Der Initiator

Deutscher Blinden- und Sehbehindertenverband (DBSV)

Deutscher Blinden- und Sehbehindertenverband - DBSV

Der Deutsche Blinden- und Sehbehindertenverband (DBSV) vertritt als Spitzenverband der Selbsthilfeorganisationen der blinden und sehbehinderten Menschen deren Interessen gegenüber Politik, Wirtschaft und Öffentlichkeit. Ziel des DBSV ist es, die soziale Stellung der blinden und sehbehinderten Menschen zu verbessern und ihre gesellschaftliche, kulturelle und berufliche Teilhabe zu fördern.

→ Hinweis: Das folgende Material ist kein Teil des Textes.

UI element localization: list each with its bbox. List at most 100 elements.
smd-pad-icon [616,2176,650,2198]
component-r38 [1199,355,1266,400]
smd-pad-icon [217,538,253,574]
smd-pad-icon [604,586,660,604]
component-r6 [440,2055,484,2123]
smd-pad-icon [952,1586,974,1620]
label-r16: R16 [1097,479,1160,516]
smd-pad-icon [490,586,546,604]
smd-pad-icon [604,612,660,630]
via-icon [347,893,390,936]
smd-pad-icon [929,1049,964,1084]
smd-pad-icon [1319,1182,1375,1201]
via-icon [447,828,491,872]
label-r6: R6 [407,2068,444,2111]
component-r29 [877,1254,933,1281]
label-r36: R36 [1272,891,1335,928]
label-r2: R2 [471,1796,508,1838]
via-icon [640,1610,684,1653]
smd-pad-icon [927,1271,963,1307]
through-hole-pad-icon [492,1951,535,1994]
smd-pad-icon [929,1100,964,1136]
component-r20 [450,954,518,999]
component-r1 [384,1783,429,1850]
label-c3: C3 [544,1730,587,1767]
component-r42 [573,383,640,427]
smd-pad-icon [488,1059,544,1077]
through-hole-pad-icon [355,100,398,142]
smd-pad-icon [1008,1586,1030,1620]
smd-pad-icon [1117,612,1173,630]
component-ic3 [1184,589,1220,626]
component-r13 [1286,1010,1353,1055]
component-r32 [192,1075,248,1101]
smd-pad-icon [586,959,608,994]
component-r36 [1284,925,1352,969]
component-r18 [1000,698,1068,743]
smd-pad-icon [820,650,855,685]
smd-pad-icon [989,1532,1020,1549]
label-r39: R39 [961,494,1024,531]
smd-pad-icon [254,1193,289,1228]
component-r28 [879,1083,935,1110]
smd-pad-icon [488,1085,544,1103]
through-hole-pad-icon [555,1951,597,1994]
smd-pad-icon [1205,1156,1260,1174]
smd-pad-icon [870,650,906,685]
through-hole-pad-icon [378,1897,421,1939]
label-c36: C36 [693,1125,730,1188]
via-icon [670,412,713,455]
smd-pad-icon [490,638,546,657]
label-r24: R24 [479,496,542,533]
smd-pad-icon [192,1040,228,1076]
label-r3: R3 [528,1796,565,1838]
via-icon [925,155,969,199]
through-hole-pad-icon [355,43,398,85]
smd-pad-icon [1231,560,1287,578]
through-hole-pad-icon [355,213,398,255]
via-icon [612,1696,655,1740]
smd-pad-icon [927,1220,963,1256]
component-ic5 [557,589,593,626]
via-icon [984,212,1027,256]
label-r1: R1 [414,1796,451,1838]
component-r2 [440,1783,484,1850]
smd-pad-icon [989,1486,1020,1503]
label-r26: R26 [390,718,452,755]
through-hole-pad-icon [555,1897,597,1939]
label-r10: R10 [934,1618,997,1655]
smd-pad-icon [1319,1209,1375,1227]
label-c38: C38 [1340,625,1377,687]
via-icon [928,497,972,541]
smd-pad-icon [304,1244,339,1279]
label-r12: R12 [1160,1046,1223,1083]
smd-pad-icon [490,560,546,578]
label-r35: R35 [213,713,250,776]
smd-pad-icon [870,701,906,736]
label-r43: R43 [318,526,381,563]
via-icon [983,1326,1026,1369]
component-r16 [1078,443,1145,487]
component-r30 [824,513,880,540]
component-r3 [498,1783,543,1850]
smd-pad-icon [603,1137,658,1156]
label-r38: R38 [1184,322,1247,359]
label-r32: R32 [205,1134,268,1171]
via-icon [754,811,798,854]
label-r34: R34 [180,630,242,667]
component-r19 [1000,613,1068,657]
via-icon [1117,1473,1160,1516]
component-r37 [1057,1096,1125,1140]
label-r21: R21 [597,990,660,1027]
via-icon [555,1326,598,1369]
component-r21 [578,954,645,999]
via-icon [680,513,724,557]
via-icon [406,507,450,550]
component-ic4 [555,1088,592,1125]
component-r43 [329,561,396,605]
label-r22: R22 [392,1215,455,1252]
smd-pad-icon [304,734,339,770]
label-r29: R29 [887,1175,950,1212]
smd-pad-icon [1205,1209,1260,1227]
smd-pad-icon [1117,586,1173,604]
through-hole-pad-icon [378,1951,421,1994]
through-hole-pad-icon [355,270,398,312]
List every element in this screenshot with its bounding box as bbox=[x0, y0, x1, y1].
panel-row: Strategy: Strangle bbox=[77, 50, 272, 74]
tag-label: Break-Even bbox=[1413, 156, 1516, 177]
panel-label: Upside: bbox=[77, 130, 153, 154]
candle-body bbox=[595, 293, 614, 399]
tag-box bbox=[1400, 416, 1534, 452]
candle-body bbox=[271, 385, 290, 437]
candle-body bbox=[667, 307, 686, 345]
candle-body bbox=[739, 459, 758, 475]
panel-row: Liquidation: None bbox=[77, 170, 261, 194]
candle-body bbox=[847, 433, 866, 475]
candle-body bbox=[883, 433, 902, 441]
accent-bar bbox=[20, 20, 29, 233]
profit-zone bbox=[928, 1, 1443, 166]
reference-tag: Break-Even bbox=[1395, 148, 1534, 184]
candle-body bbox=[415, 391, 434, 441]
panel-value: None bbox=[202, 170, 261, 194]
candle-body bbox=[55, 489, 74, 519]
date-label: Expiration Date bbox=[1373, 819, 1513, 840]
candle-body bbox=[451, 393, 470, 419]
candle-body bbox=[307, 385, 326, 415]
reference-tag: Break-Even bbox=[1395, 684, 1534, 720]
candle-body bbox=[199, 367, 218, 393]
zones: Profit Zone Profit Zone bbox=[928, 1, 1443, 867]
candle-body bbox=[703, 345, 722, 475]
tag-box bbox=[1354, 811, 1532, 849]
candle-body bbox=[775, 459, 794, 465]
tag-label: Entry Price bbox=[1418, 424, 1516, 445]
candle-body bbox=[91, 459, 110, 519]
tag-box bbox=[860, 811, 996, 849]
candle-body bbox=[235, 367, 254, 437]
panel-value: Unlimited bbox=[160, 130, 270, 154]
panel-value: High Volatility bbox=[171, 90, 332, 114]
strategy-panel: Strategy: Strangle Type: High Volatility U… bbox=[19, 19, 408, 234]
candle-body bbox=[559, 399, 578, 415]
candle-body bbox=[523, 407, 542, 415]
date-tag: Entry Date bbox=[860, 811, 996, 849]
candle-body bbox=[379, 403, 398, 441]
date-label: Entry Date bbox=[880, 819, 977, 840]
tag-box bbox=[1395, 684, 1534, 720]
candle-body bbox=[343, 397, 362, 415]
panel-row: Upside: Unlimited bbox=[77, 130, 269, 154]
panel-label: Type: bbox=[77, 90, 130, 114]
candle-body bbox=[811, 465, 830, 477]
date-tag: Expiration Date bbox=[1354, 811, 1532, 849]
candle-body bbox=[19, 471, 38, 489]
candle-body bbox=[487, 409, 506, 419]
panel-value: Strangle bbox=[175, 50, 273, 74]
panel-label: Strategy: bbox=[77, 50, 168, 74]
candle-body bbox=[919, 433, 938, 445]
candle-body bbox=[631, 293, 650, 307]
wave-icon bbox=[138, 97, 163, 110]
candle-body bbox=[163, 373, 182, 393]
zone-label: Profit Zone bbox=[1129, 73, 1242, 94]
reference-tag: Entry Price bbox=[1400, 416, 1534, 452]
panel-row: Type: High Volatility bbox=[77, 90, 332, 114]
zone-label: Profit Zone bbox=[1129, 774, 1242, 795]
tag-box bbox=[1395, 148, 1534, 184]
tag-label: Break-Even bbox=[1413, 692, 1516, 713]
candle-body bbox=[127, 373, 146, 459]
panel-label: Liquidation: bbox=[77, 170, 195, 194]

Unter anderem setzt er sich für eine blinden- und sehbehindertengerechte Gesetzgebung und Gesetzesanwendung ein, gibt Unternehmen Hilfestellung bei der blinden- und sehbehindertengerechten Gestaltung von Medien und Produkten und informiert die Bevölkerung über den richtigen Umgang mit blinden und sehbehinderten Menschen.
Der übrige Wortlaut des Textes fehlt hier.